Three former Glendale Unified school board candidates were among the nine people named Tuesday to a committee that will advise district officials on capital projects funded by the $270-million school bond measure passed in April.
Todd Hunt, Vahik Satoorian and Dan Cabrera were among the six challengers in the school board race that culminated on April 5 with the reelection of incumbents Mary Boger and Nayiri Nahabedian.
The additional members of the Superintendent’s Facility Advisory Committee include Richard Collins, Nora Matosian, Lynn McGinnis, Naveed Near-Ansari, Steve Robertson and Rebecca York.
This is the second of three committees that will assist as the district rolls out multiple large-scale facilities and infrastructure projects funded by Measure S, the $270-million bond approved by voters earlier this year.
In June, district officials named seven people to the Citizens’ Bond Oversight Committee, which will review expenditures, inspect facilities and communicate with the public. Officials currently are assembling a technology-specific subcommittee that will be composed of two members of the Superintendent’s Facility Advisory Committee and three additional community members.
“Their charge will be looking at a lot of what is going on technologically, particularly in regard to our technological infrastructure,” Deputy Supt. John Garcia said.
Applications for the technology subcommittee are available on the district website. The deadline is Sept. 2.
The Citizens’ Bond Oversight Committee is required by state law and holds some supervisorial powers. The facilities and technology committees were voluntarily created by the district and are solely advisory.
Officials said they received nine applications for the Superintendent’s Facility Advisory Committee. They then added to the candidate pool for the Facility Advisory Committee the 44 individuals who had previously applied for the Citizens’ Bond Oversight Committee.

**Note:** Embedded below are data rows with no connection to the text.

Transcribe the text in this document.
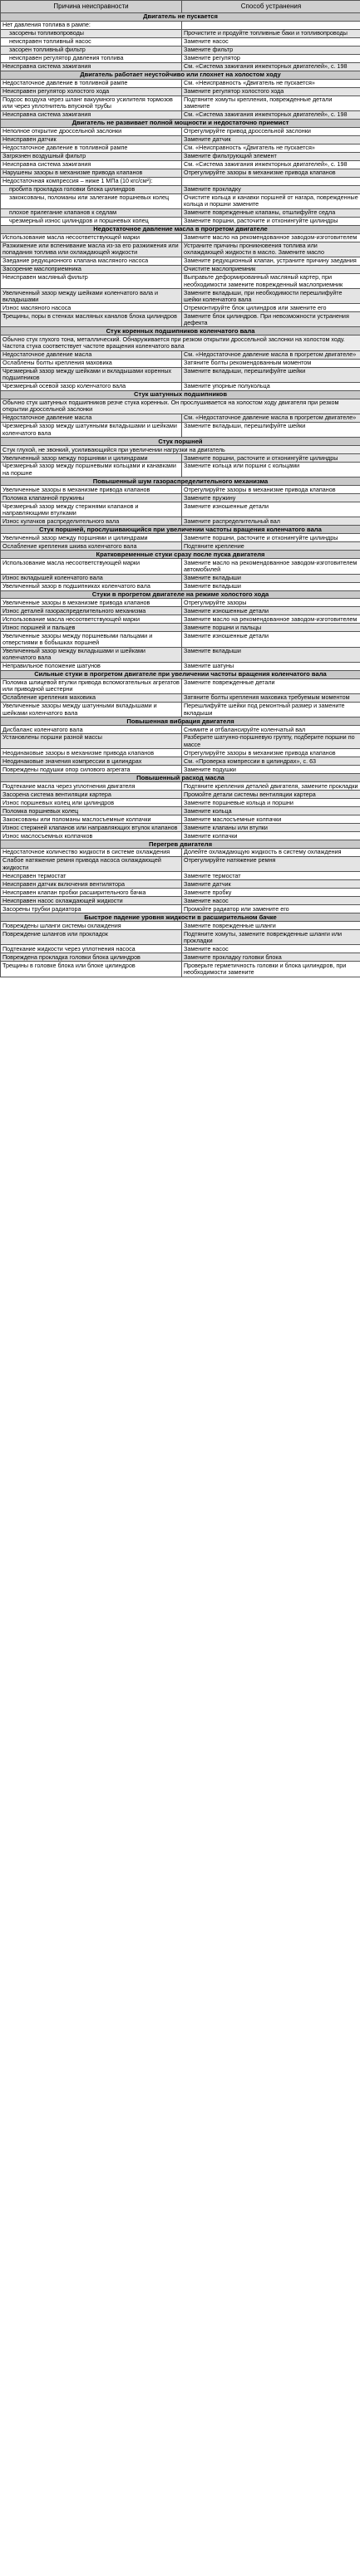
Причина неисправности	Способ устранения
Двигатель не пускается	
Нет давления топлива в рампе:	

засорены топливопроводы	Прочистите и продуйте топливные баки и топливопроводы

неисправен топливный насос	Замените насос

засорен топливный фильтр	Замените фильтр

неисправен регулятор давления топлива	Замените регулятор
Неисправна система зажигания	См. «Система зажигания инжекторных двигателей», с. 198
Двигатель работает неустойчиво или глохнет на холостом ходу	
Недостаточное давление в топливной рампе	См. «Неисправность «Двигатель не пускается»
Неисправен регулятор холостого хода	Замените регулятор холостого хода
Подсос воздуха через шланг вакуумного усилителя тормозов или через уплотнитель впускной трубы	Подтяните хомуты крепления, поврежденные детали замените
Неисправна система зажигания	См. «Система зажигания инжекторных двигателей», с. 198
Двигатель не развивает полной мощности и недостаточно приемист	
Неполное открытие дроссельной заслонки	Отрегулируйте привод дроссельной заслонки
Неисправен датчик	Замените датчик
Недостаточное давление в топливной рампе	См. «Неисправность «Двигатель не пускается»
Загрязнен воздушный фильтр	Замените фильтрующий элемент
Неисправна система зажигания	См. «Система зажигания инжекторных двигателей», с. 198
Нарушены зазоры в механизме привода клапанов	Отрегулируйте зазоры в механизме привода клапанов
Недостаточная компрессия – ниже 1 МПа (10 кгс/см²):	

пробита прокладка головки блока цилиндров	Замените прокладку

закоксованы, поломаны или залегание поршневых колец	Очистите кольца и канавки поршней от нагара, поврежденные кольца и поршни замените

плохое прилегание клапанов к седлам	Замените поврежденные клапаны, отшлифуйте седла

чрезмерный износ цилиндров и поршневых колец	Замените поршни, расточите и отхонингуйте цилиндры
Недостаточное давление масла в прогретом двигателе	
Использование масла несоответствующей марки	Замените масло на рекомендованное заводом-изготовителем
Разжижение или вспенивание масла из-за его разжижения или попадания топлива или охлаждающей жидкости	Устраните причины проникновения топлива или охлаждающей жидкости в масло. Замените масло
Заедание редукционного клапана масляного насоса	Замените редукционный клапан, устраните причину заедания
Засорение маслоприемника	Очистите маслоприемник
Неисправен масляный фильтр	Выправьте деформированный масляный картер, при необходимости замените поврежденный маслоприемник
Увеличенный зазор между шейками коленчатого вала и вкладышами	Замените вкладыши, при необходимости перешлифуйте шейки коленчатого вала
Износ масляного насоса	Отремонтируйте блок цилиндров или замените его
Трещины, поры в стенках масляных каналов блока цилиндров	Замените блок цилиндров. При невозможности устранения дефекта
Стук коренных подшипников коленчатого вала	
Обычно стук глухого тона, металлический. Обнаруживается при резком открытии дроссельной заслонки на холостом ходу. Частота стука соответствует частоте вращения коленчатого вала	
Недостаточное давление масла	См. «Недостаточное давление масла в прогретом двигателе»
Ослаблены болты крепления маховика	Затяните болты рекомендованным моментом
Чрезмерный зазор между шейками и вкладышами коренных подшипников	Замените вкладыши, перешлифуйте шейки
Чрезмерный осевой зазор коленчатого вала	Замените упорные полукольца
Стук шатунных подшипников	
Обычно стук шатунных подшипников резче стука коренных. Он прослушивается на холостом ходу двигателя при резком открытии дроссельной заслонки	
Недостаточное давление масла	См. «Недостаточное давление масла в прогретом двигателе»
Чрезмерный зазор между шатунными вкладышами и шейками коленчатого вала	Замените вкладыши, перешлифуйте шейки
Стук поршней	
Стук глухой, не звонкий, усиливающийся при увеличении нагрузки на двигатель	
Увеличенный зазор между поршнями и цилиндрами	Замените поршни, расточите и отхонингуйте цилиндры
Чрезмерный зазор между поршневыми кольцами и канавками на поршне	Замените кольца или поршни с кольцами
Повышенный шум газораспределительного механизма	
Увеличенные зазоры в механизме привода клапанов	Отрегулируйте зазоры в механизме привода клапанов
Поломка клапанной пружины	Замените пружину
Чрезмерный зазор между стержнями клапанов и направляющими втулками	Замените изношенные детали
Износ кулачков распределительного вала	Замените распределительный вал
Стук поршней, прослушивающийся при увеличении частоты вращения коленчатого вала	
Увеличенный зазор между поршнями и цилиндрами	Замените поршни, расточите и отхонингуйте цилиндры
Ослабление крепления шкива коленчатого вала	Подтяните крепление
Кратковременные стуки сразу после пуска двигателя	
Использование масла несоответствующей марки	Замените масло на рекомендованное заводом-изготовителем автомобилей
Износ вкладышей коленчатого вала	Замените вкладыши
Увеличенный зазор в подшипниках коленчатого вала	Замените вкладыши
Стуки в прогретом двигателе на режиме холостого хода	
Увеличенные зазоры в механизме привода клапанов	Отрегулируйте зазоры
Износ деталей газораспределительного механизма	Замените изношенные детали
Использование масла несоответствующей марки	Замените масло на рекомендованное заводом-изготовителем
Износ поршней и пальцев	Замените поршни и пальцы
Увеличенные зазоры между поршневыми пальцами и отверстиями в бобышках поршней	Замените изношенные детали
Увеличенный зазор между вкладышами и шейками коленчатого вала	Замените вкладыши
Неправильное положение шатунов	Замените шатуны
Сильные стуки в прогретом двигателе при увеличении частоты вращения коленчатого вала	
Поломка шлицевой втулки привода вспомогательных агрегатов или приводной шестерни	Замените поврежденные детали
Ослабление крепления маховика	Затяните болты крепления маховика требуемым моментом
Увеличенные зазоры между шатунными вкладышами и шейками коленчатого вала	Перешлифуйте шейки под ремонтный размер и замените вкладыши
Повышенная вибрация двигателя	
Дисбаланс коленчатого вала	Снимите и отбалансируйте коленчатый вал
Установлены поршни разной массы	Разберите шатунно-поршневую группу, подберите поршни по массе
Неодинаковые зазоры в механизме привода клапанов	Отрегулируйте зазоры в механизме привода клапанов
Неодинаковые значения компрессии в цилиндрах	См. «Проверка компрессии в цилиндрах», с. 63
Повреждены подушки опор силового агрегата	Замените подушки
Повышенный расход масла	
Подтекание масла через уплотнения двигателя	Подтяните крепления деталей двигателя, замените прокладки
Засорена система вентиляции картера	Промойте детали системы вентиляции картера
Износ поршневых колец или цилиндров	Замените поршневые кольца и поршни
Поломка поршневых колец	Замените кольца
Закоксованы или поломаны маслосъемные колпачки	Замените маслосъемные колпачки
Износ стержней клапанов или направляющих втулок клапанов	Замените клапаны или втулки
Износ маслосъемных колпачков	Замените колпачки
Перегрев двигателя	
Недостаточное количество жидкости в системе охлаждения	Долейте охлаждающую жидкость в систему охлаждения
Слабое натяжение ремня привода насоса охлаждающей жидкости	Отрегулируйте натяжение ремня
Неисправен термостат	Замените термостат
Неисправен датчик включения вентилятора	Замените датчик
Неисправен клапан пробки расширительного бачка	Замените пробку
Неисправен насос охлаждающей жидкости	Замените насос
Засорены трубки радиатора	Промойте радиатор или замените его
Быстрое падение уровня жидкости в расширительном бачке	
Повреждены шланги системы охлаждения	Замените поврежденные шланги
Повреждение шлангов или прокладок	Подтяните хомуты, замените поврежденные шланги или прокладки
Подтекание жидкости через уплотнения насоса	Замените насос
Повреждена прокладка головки блока цилиндров	Замените прокладку головки блока
Трещины в головке блока или блоке цилиндров	Проверьте герметичность головки и блока цилиндров, при необходимости замените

“We had such a wonderful group of people who applied for all of our committees,” said Eva Lueck, the district’s chief financial and business officer. “It was certainly my pleasure to sit with the superintendent as we went through the process.”
Measure S passed on April 5 with 69.9% of the vote and is being phased in on the heels of Measure K, a $186-million bond passed in 1997 that financed major projects, such as the refurbishment of Clark Magnet High School. The cost to property owners will remain unchanged, at about $46 per $100,000 of assessed value through 2050, according to district officials.
The first series of Measure S bonds — a total of $54 million — were sold this week. Projects slated for bond funding include technology infrastructure upgrades and school site facility upgrades.